High octane Sydney melodic garage-punk exponents Hard-Ons, together with rough and tumble hard rock institution Rose Tattoo, are two of the most respected long-standing names in heavy music circles, both in this country and abroad. And while both bands peddle a powerful line in loud, amplified guitar music, pairing them together on a national tour, which they are currently undertaking under the banner ‘Still Never Too Loud’, may seem on the surface as somewhat of an odd choice, given the often tribal nature of many music followers.
But for Hard-Ons founding member and guitarist Peter ‘Blackie’ Black, such limitations were not, and have never been, a factor when it comes to who they choose to align themselves with.
“We’ve never been music snobs. Being suburban kids, we were never really tainted by what the inner city had. We thought Deep Purple were awesome, and Joy Division, and AC/DC. I’ve owned Rose Tattoo’s first three albums pretty much since they came out. We just love rock and roll, and all sorts of music. Even when you look at the so-called history of Australian punk rocks bands – The Saints or (Radio) Birdman, or X, none of those bands liked the term ‘punk rock’ at all. And we see ourselves in pretty much the same way. You can have your Rocky Horror Show fashion, we’re a rock and roll band.”
Blackie goes on to explain how this inspired ‘odd-couple’ pairing came about:
“They (Rose Tattoo) actually asked us. We both played at Hellfest (a big punk/metal festival in France) last year and we just bumped into each other there and the next thing we knew, they asked us. It’s pretty cool, it’s two different generations, but we’re coming from the same place, when you break it down..two bands that have never really been in fashion, slogging away and playing loud rock and roll for the past 30 odd years…well, closer to 40, actually!”
Talk then turns to touring plans for Hard-Ons after this run of shows with Rose Tattoo, with a brand new album about to see the light of day, the bands twelve studio effort.
“This year, besides Japan, we’re going to focus on touring Australia. We have a new album out in the coming months. We haven’t done a new record in ages, for various reasons, mainly money, but we’ve finally saved up. We actually finished the final mix two Fridays ago (in mid March). So we’ll tour nationally again when it comes out.”
Blackie also moonlights in a few other different musical projects, including eclectic heavy-rocks trio Nunchukka Superfly (together with Hard-Ons bassist Ray Ahn), who will also be touring our parts soon, together with 90’s Sydney electro-rock exponents Def FX. As a man renowned for his forward thinking approach to music in general, I ask him if it’s difficult having to delve back into Hard-Ons extensive back catalogue and reacquaint himself with decades old tracks, when he’s got a bunch of newly created music to keep him inspired?
“I know some people don’t see it this way, but you’ve got to understand that some songs have their ‘used by’ date and you just don’t get excited playing them anymore. So to perform them, it’s kinda not being true, if you know what I mean. We’ve never wanted to go down that route.
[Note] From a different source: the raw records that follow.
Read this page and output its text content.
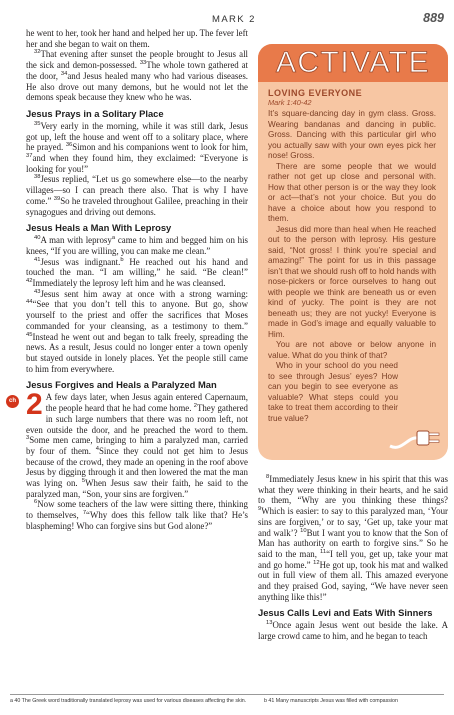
MARK 2	889

he went to her, took her hand and helped her up. The fever left her and she began to wait on them.

$^{32}$That evening after sunset the people brought to Jesus all the sick and demon-possessed. $^{33}$The whole town gathered at the door, $^{34}$and Jesus healed many who had various diseases. He also drove out many demons, but he would not let the demons speak because they knew who he was.

Jesus Prays in a Solitary Place

$^{35}$Very early in the morning, while it was still dark, Jesus got up, left the house and went off to a solitary place, where he prayed. $^{36}$Simon and his companions went to look for him, $^{37}$and when they found him, they exclaimed: “Everyone is looking for you!”

$^{38}$Jesus replied, “Let us go somewhere else—to the nearby villages—so I can preach there also. That is why I have come.” $^{39}$So he traveled throughout Galilee, preaching in their synagogues and driving out demons.

Jesus Heals a Man With Leprosy

$^{40}$A man with leprosy$^a$ came to him and begged him on his knees, “If you are willing, you can make me clean.”

$^{41}$Jesus was indignant.$^b$ He reached out his hand and touched the man. “I am willing,” he said. “Be clean!” $^{42}$Immediately the leprosy left him and he was cleansed.

$^{43}$Jesus sent him away at once with a strong warning: $^{44}$“See that you don’t tell this to anyone. But go, show yourself to the priest and offer the sacrifices that Moses commanded for your cleansing, as a testimony to them.” $^{45}$Instead he went out and began to talk freely, spreading the news. As a result, Jesus could no longer enter a town openly but stayed outside in lonely places. Yet the people still came to him from everywhere.

Jesus Forgives and Heals a Paralyzed Man
ch 2 A few days later, when Jesus again entered Capernaum, the people heard that he had come home. $^2$They gathered in such large numbers that there was no room left, not even outside the door, and he preached the word to them. $^3$Some men came, bringing to him a paralyzed man, carried by four of them. $^4$Since they could not get him to Jesus because of the crowd, they made an opening in the roof above Jesus by digging through it and then lowered the mat the man was lying on. $^5$When Jesus saw their faith, he said to the paralyzed man, “Son, your sins are forgiven.”

$^6$Now some teachers of the law were sitting there, thinking to themselves, $^7$“Why does this fellow talk like that? He’s blaspheming! Who can forgive sins but God alone?”

ACTIVATE
LOVING EVERYONE
Mark 1:40-42

It’s square-dancing day in gym class. Gross. Wearing bandanas and dancing in public. Gross. Dancing with this particular girl who you actually saw with your own eyes pick her nose! Gross.

There are some people that we would rather not get up close and personal with. How that other person is or the way they look or act—that’s not your choice. But you do have a choice about how you respond to them.

Jesus did more than heal when He reached out to the person with leprosy. His gesture said, “Not gross! I think you’re special and amazing!” The point for us in this passage isn’t that we should rush off to hold hands with nose-pickers or force ourselves to hang out with people we think are beneath us or even kind of yucky. The point is they are not beneath us; they are not yucky! Everyone is made in God’s image and equally valuable to Him.

You are not above or below anyone in value. What do you think of that?

Who in your school do you need to see through Jesus’ eyes? How can you begin to see everyone as valuable? What steps could you take to treat them according to their true value?

$^8$Immediately Jesus knew in his spirit that this was what they were thinking in their hearts, and he said to them, “Why are you thinking these things? $^9$Which is easier: to say to this paralyzed man, ‘Your sins are forgiven,’ or to say, ‘Get up, take your mat and walk’? $^{10}$But I want you to know that the Son of Man has authority on earth to forgive sins.” So he said to the man, $^{11}$“I tell you, get up, take your mat and go home.” $^{12}$He got up, took his mat and walked out in full view of them all. This amazed everyone and they praised God, saying, “We have never seen anything like this!”

Jesus Calls Levi and Eats With Sinners

$^{13}$Once again Jesus went out beside the lake. A large crowd came to him, and he began to teach

a 40 The Greek word traditionally translated leprosy was used for various diseases affecting the skin.	b 41 Many manuscripts Jesus was filled with compassion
I know it might seem rude not playing old songs. And we still do, obviously, but we’ve just got to find which ones still give us energy. I am more interested in tomorrow..yesterday was cool, but it was yesterday..”
Be sure to get along when Hard-Ons, together with Rose Tattoo, delve into the past, present and future, as they jointly detonate upon stages on their ‘Still Never Too Loud’ tour.
As part of the tour they’ll be stopping in at the Coolangatta Hotel on Saturday, 27 April. They’ll also be playing the night before in Brisbane, at The Triffid.
Long live non-denominational rock and roll!!